Aquaponic gardening is a fascinating way to grow two food products—vegetables and fish—together in an organic, symbiotic ecosystem.
And while growing vegetables is a familiar process for most of us, growing game fish for food is unfamiliar to many gardeners and can be a somewhat intimidating activity.
Even for experienced aquarium hobbyists, growing a plate-sized tilapia is a whole different animal.
The key to growing fish for food (or any fish, for that matter) in aquaponics is to consider what stresses the fish experience in a captive environment and then lessening or eliminating them. There are three categories of fish stress: physical, chemical and biological.
Physical stress in an aquaponics system
Physical stress includes all the environmental conditions that we control for our fish, the most important of which is temperature. All fish have a temperature range within which they will thrive, and a wider range within which they will survive.
Fish are cold-blooded animals; thus, they do not have the ability to expend energy to maintain a constant internal body temperature like we do. They are completely at the mercy of the temperature of their surrounding water.
If that water temperature goes outside of their optimal (or, thriving) range, fish will eat less, or stop eating all together, and they become more susceptible to disease. That said, this is sometimes carefully employed as a technique called cold banking to slow down their growth rate. Cold banking is especially effective with fingerlings when you are trying to stagger your fish production.
Another form of physical stress is sudden exposure to light and vibration.
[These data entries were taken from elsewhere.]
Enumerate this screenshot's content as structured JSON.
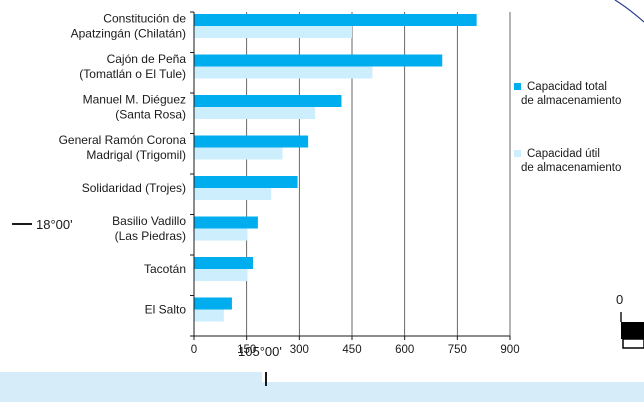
{
  "map": {
    "lat_label": "18°00'",
    "lon_label": "105°00'",
    "scale_zero": "0"
  },
  "chart_data": {
    "type": "bar",
    "orientation": "horizontal",
    "categories": [
      [
        "Constitución de",
        "Apatzingán (Chilatán)"
      ],
      [
        "Cajón de Peña",
        "(Tomatlán o El Tule)"
      ],
      [
        "Manuel M. Diéguez",
        "(Santa Rosa)"
      ],
      [
        "General Ramón Corona",
        "Madrigal (Trigomil)"
      ],
      [
        "Solidaridad (Trojes)"
      ],
      [
        "Basilio Vadillo",
        "(Las Piedras)"
      ],
      [
        "Tacotán"
      ],
      [
        "El Salto"
      ]
    ],
    "series": [
      {
        "name": [
          "Capacidad total",
          "de almacenamiento"
        ],
        "color": "#00aeef",
        "values": [
          805,
          707,
          420,
          325,
          295,
          182,
          168,
          108
        ]
      },
      {
        "name": [
          "Capacidad útil",
          "de almacenamiento"
        ],
        "color": "#cdeefc",
        "values": [
          450,
          508,
          345,
          252,
          220,
          152,
          152,
          85
        ]
      }
    ],
    "xticks": [
      0,
      150,
      300,
      450,
      600,
      750,
      900
    ],
    "xlim": [
      0,
      900
    ],
    "grid": true,
    "legend": "right"
  }
}
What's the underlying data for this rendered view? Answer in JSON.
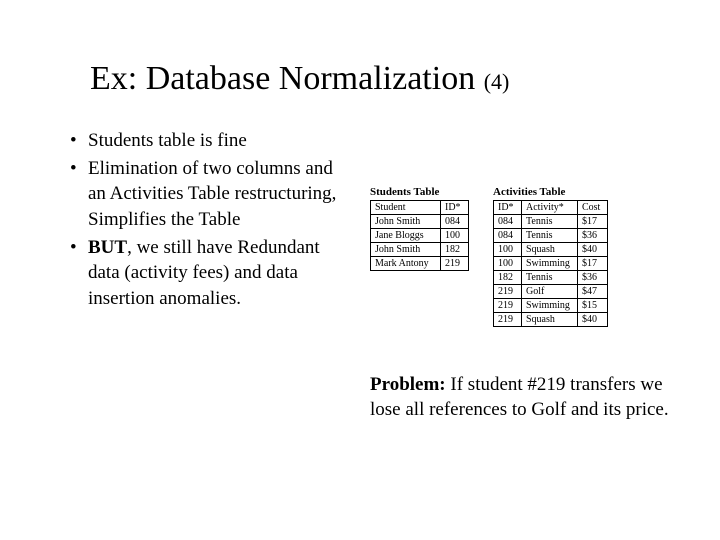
{
  "title_main": "Ex: Database Normalization ",
  "title_sub": "(4)",
  "bullets": [
    {
      "text": "Students table is fine"
    },
    {
      "text": "Elimination of two columns  and an Activities Table restructuring, Simplifies the Table"
    },
    {
      "bold": "BUT",
      "text": ", we still have Redundant data (activity fees) and data insertion anomalies."
    }
  ],
  "students_table": {
    "title": "Students Table",
    "columns": [
      "Student",
      "ID*"
    ],
    "rows": [
      [
        "John Smith",
        "084"
      ],
      [
        "Jane Bloggs",
        "100"
      ],
      [
        "John Smith",
        "182"
      ],
      [
        "Mark Antony",
        "219"
      ]
    ],
    "col_widths": [
      "70px",
      "28px"
    ]
  },
  "activities_table": {
    "title": "Activities Table",
    "columns": [
      "ID*",
      "Activity*",
      "Cost"
    ],
    "rows": [
      [
        "084",
        "Tennis",
        "$17"
      ],
      [
        "084",
        "Tennis",
        "$36"
      ],
      [
        "100",
        "Squash",
        "$40"
      ],
      [
        "100",
        "Swimming",
        "$17"
      ],
      [
        "182",
        "Tennis",
        "$36"
      ],
      [
        "219",
        "Golf",
        "$47"
      ],
      [
        "219",
        "Swimming",
        "$15"
      ],
      [
        "219",
        "Squash",
        "$40"
      ]
    ],
    "col_widths": [
      "28px",
      "56px",
      "30px"
    ]
  },
  "problem_bold": "Problem:",
  "problem_text": " If student #219 transfers we lose all references to Golf and its price.",
  "colors": {
    "background": "#ffffff",
    "text": "#000000",
    "border": "#000000"
  },
  "fonts": {
    "title_size": 34,
    "body_size": 19,
    "table_size": 10
  }
}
Fish are alarmed when we flip on a light switch and take their world instantly from night to day. They will sometimes even bang against the walls of their tank to escape the light.
However, just like with cold banking, this sensitivity to light can be used to the aquaculturalist's advantage by employing a technique called phase shifting, whereby you trick the fish into thinking that it is spawning season (or not) by timing the amount of light they get during the day to mimic the season in which they normally spawn (or not).
And because they "hear" vibrations with their entire bodies, rapping against the wall of a tank feels like yelling to them and will also cause them undue stress.
Interestingly, another form of physical stress can be water velocity. Fish originating from still lake waters, such as tilapia and perch, do not like much movement in their tank water. However, river fish like trout find it stressful not to have a current present in their tank.
Chemical stress in an aquaponics system
Chemical stress is mostly centered on maintaining the quality of the water. Escalating ammonia and nitrite levels stress our fish. This can easily happen at the beginning of an aquaponics system's life if the fish are introduced to the system before the nitrifying bacteria have been fully established (A.K.A fully cycled).
If you see ammonia levels approaching 8 ppm or nitrite levels approaching 1 ppm, you should do a one-third water change to dilute the level of unconverted toxic waste matter in your tank and allow the bacteria to catch up.
Once you are fully cycled, the most common reason for a spike in ammonia and nitrite levels in an established system is that something is decaying somewhere in your system. Usually, this is an indication of a dead fish.
While dead fish usually float to the surface and are easily detected, this isn't always true and a rotting fish carcass can very quickly spike your ammonia and endanger the rest of your fish. The next most common reason is that there is an anaerobic zone somewhere in your grow beds.
This describes an area of your beds where material has built up and is not decomposing aerobically, i.e. with oxygen, but has instead become stagnant. It probably also smells badly, and typically nothing will grow there. Anaerobic zones are easily remedied by simply agitating the media with a stick and allowing the stuck, rotting material to wash out of the grow bed.
Note that in contrast to ammonia and nitrite, nitrate levels can go as high as 500 to 700 ppm without harming the fish.
Maintaining a very low pH (below 6.0) can also be stressful. If you see your pH dropping to 6.4 or below, you will want to take immediate action to buffer it back up using a calcium or potassium compound. Finally, insufficient filtration of the solid waste and not enough dissolved oxygen (less than 4 ppm) are, not surprisingly, other forms of chemical stress.
Biological stress in an aquaponics system
This last category refers to viruses, bacteria, fungi and parasites. Just like in our world, most of these pathogens are often present but only fully express themselves when the right conditions occur. For fish, this likely means that some of the stress factors listed above must also be in place for biological threats to have an impact.
In aquaponics we have adopted the technique of salting fish—that is, adding salt (sodium chloride) to the water to help them ward off disease. But this practice can be harmful to our plants because they may be sensitive to sodium.
Also, I've recently heard that it is the chlorine, not the sodium, which helps the fish. So, you can actually get the same effect with a more plant-friendly treatment such as potassium chloride or magnesium chloride.
So, just think like a fish and give them a relatively stress-free environment and they will live long in your aquaponics system—and be delicious at harvest!